Holding It All Together (While Falling Apart)

There’s always one. The person who remembers, who notices, who fixes the thing before it becomes a problem.

They hold the threads. The meeting runs because they’re there. The deadline was met because they quietly stayed back. The tension dissolves because they smoothed it over before anyone else even clocked it.

They are… keeping it all together. And because of that, no one really checks if they’re okay.

Here’s the quiet trade-off. The more someone holds things together, the less visible their effort becomes. Competence is a strange kind of invisibility cloak. We don’t worry about them. We rely on them. We don’t ask if they need help. We assume they’ve got it. And slowly, subtly, the system reorganises itself around their capability. Not intentionally, but consistently.

Over time, something starts to happen. They stop dropping balls… because they never pick up fewer. They stop asking for support… because it feels inefficient or indulgent. Or, if they’re really honest, pointless. They become the person who can handle it. Until they can’t.

And here’s the part that catches everyone off guard. When they fall apart, it looks sudden. It comes out of nowhere. We are surprised or shocked, even.

“But they were fine.” No. They were functional. There’s a difference.

Holding everything together is not the same as being okay. It’s often the opposite. It’s the quiet accumulation of small moments where they chose:

  • “I’ll just do it.”

  • “I’ll just fix it.”

  • “It’s easier if I handle this.”

And it happens over and over again until the weight isn’t noticeable anymore - because it’s constant.

And here’s the tension.
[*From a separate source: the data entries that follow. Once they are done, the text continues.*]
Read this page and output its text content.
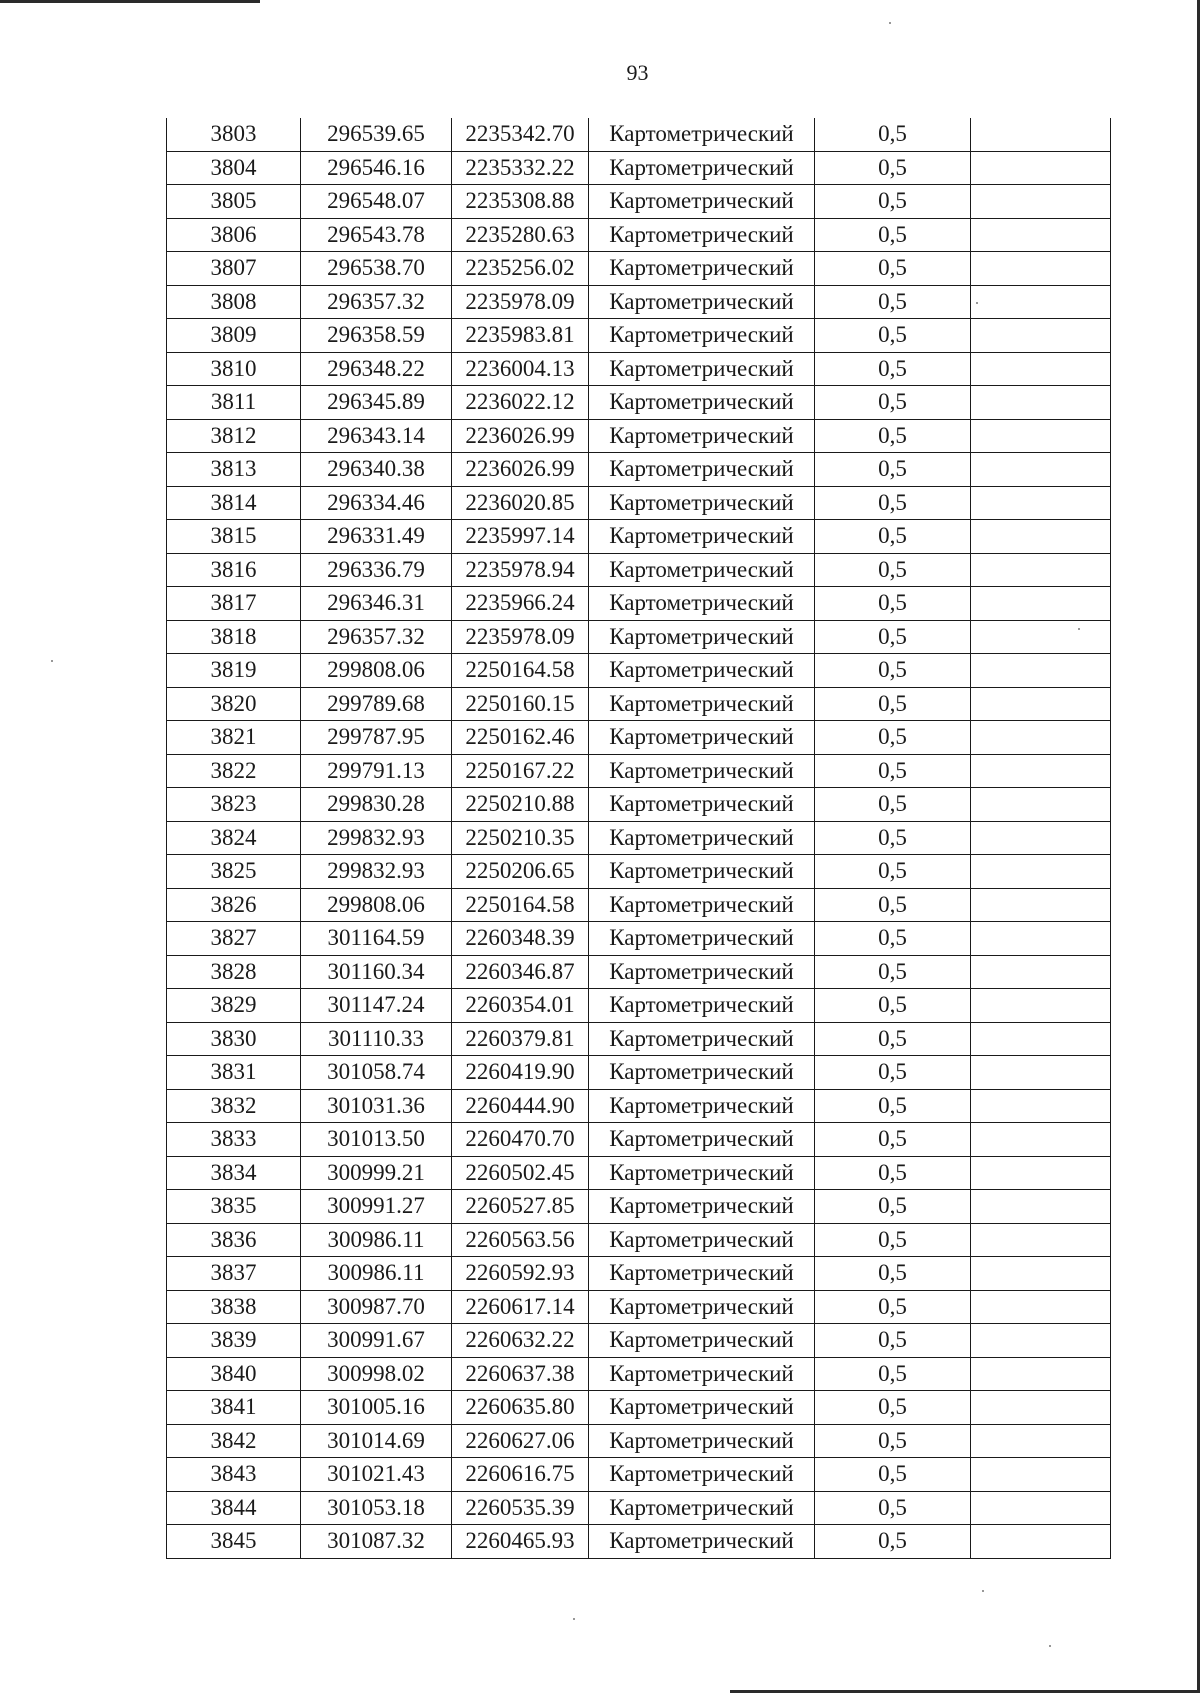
93
3803	296539.65	2235342.70	Картометрический	0,5	
3804	296546.16	2235332.22	Картометрический	0,5	
3805	296548.07	2235308.88	Картометрический	0,5	
3806	296543.78	2235280.63	Картометрический	0,5	
3807	296538.70	2235256.02	Картометрический	0,5	
3808	296357.32	2235978.09	Картометрический	0,5	
3809	296358.59	2235983.81	Картометрический	0,5	
3810	296348.22	2236004.13	Картометрический	0,5	
3811	296345.89	2236022.12	Картометрический	0,5	
3812	296343.14	2236026.99	Картометрический	0,5	
3813	296340.38	2236026.99	Картометрический	0,5	
3814	296334.46	2236020.85	Картометрический	0,5	
3815	296331.49	2235997.14	Картометрический	0,5	
3816	296336.79	2235978.94	Картометрический	0,5	
3817	296346.31	2235966.24	Картометрический	0,5	
3818	296357.32	2235978.09	Картометрический	0,5	
3819	299808.06	2250164.58	Картометрический	0,5	
3820	299789.68	2250160.15	Картометрический	0,5	
3821	299787.95	2250162.46	Картометрический	0,5	
3822	299791.13	2250167.22	Картометрический	0,5	
3823	299830.28	2250210.88	Картометрический	0,5	
3824	299832.93	2250210.35	Картометрический	0,5	
3825	299832.93	2250206.65	Картометрический	0,5	
3826	299808.06	2250164.58	Картометрический	0,5	
3827	301164.59	2260348.39	Картометрический	0,5	
3828	301160.34	2260346.87	Картометрический	0,5	
3829	301147.24	2260354.01	Картометрический	0,5	
3830	301110.33	2260379.81	Картометрический	0,5	
3831	301058.74	2260419.90	Картометрический	0,5	
3832	301031.36	2260444.90	Картометрический	0,5	
3833	301013.50	2260470.70	Картометрический	0,5	
3834	300999.21	2260502.45	Картометрический	0,5	
3835	300991.27	2260527.85	Картометрический	0,5	
3836	300986.11	2260563.56	Картометрический	0,5	
3837	300986.11	2260592.93	Картометрический	0,5	
3838	300987.70	2260617.14	Картометрический	0,5	
3839	300991.67	2260632.22	Картометрический	0,5	
3840	300998.02	2260637.38	Картометрический	0,5	
3841	301005.16	2260635.80	Картометрический	0,5	
3842	301014.69	2260627.06	Картометрический	0,5	
3843	301021.43	2260616.75	Картометрический	0,5	
3844	301053.18	2260535.39	Картометрический	0,5	
3845	301087.32	2260465.93	Картометрический	0,5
They are often the last person to admit it because being the one who holds things together becomes part of who they are. Letting something drop doesn’t feel like a behaviour change; it feels like a character flaw. So they keep going even when something in them is quietly starting to crack.
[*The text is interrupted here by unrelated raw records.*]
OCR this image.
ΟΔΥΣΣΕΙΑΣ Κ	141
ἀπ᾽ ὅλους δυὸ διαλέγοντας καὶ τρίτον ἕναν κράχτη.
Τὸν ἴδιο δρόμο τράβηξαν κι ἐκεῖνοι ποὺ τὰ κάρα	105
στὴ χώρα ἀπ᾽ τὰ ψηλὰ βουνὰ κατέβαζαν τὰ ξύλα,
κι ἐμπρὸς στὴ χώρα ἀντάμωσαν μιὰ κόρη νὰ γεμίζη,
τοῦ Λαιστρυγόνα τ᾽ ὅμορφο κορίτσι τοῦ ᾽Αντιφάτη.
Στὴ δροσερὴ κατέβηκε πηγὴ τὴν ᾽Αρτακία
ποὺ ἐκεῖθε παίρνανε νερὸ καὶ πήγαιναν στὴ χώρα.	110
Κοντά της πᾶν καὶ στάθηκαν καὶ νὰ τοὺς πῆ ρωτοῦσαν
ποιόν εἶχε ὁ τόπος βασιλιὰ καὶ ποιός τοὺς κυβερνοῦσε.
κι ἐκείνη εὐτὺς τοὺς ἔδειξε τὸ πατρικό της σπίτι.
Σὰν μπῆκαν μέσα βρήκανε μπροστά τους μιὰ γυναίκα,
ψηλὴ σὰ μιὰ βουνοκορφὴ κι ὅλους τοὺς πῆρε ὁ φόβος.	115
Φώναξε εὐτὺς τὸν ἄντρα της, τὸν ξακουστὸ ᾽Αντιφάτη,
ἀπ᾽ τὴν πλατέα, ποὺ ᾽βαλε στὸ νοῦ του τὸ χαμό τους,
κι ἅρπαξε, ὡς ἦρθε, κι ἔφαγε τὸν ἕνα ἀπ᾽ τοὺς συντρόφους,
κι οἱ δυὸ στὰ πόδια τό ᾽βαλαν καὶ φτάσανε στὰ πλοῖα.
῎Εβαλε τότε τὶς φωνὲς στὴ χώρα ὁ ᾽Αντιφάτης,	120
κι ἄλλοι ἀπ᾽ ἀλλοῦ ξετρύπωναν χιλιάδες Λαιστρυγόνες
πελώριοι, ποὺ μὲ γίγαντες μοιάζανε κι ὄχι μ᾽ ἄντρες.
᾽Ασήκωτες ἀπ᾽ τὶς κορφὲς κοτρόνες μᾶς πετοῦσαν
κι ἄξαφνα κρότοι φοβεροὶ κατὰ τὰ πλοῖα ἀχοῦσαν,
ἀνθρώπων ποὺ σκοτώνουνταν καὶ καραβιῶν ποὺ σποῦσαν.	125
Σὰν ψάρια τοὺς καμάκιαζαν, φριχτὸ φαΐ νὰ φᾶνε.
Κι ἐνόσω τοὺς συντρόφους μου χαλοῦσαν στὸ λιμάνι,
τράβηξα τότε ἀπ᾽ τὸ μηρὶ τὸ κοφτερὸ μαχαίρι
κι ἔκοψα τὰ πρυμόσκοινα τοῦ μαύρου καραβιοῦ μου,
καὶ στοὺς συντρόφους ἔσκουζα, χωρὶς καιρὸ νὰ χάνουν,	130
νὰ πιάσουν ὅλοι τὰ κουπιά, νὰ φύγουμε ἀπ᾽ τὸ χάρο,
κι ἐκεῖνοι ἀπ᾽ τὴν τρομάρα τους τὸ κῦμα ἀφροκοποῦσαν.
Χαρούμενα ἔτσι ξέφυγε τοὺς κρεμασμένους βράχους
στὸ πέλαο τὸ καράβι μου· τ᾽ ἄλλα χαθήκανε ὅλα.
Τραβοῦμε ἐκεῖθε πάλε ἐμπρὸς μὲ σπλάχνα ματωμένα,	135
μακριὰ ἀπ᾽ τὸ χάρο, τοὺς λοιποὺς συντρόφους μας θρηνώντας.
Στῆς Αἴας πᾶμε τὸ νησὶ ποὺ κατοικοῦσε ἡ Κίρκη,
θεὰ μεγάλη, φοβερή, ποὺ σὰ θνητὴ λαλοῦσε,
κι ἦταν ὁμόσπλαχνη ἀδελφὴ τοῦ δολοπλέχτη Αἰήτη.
If you lead a team, look for them. Not the loudest. Not the most visible. The one who makes things… work. Check in before the system depends on them too much. Not with “You okay?” (They’ll say yes.) But with something more specific:

  • “What are you holding right now that you shouldn’t have to?”

  • “What could we take off your plate before it becomes a problem?”

  • “What’s harder than it looks from the outside?”

And if you’re reading this and thinking, “Oh! This feels a little too familiar.” Ask yourself, “Is this me?”

Just pause for a second and take a breath. You don’t have to drop everything. You don’t have to dramatically unravel. But maybe there’s one thing you could put down. One thing you could share. One moment where you don’t default to “I’ve got it.”

Because the person holding everything together shouldn’t be the one quietly falling apart to make it happen.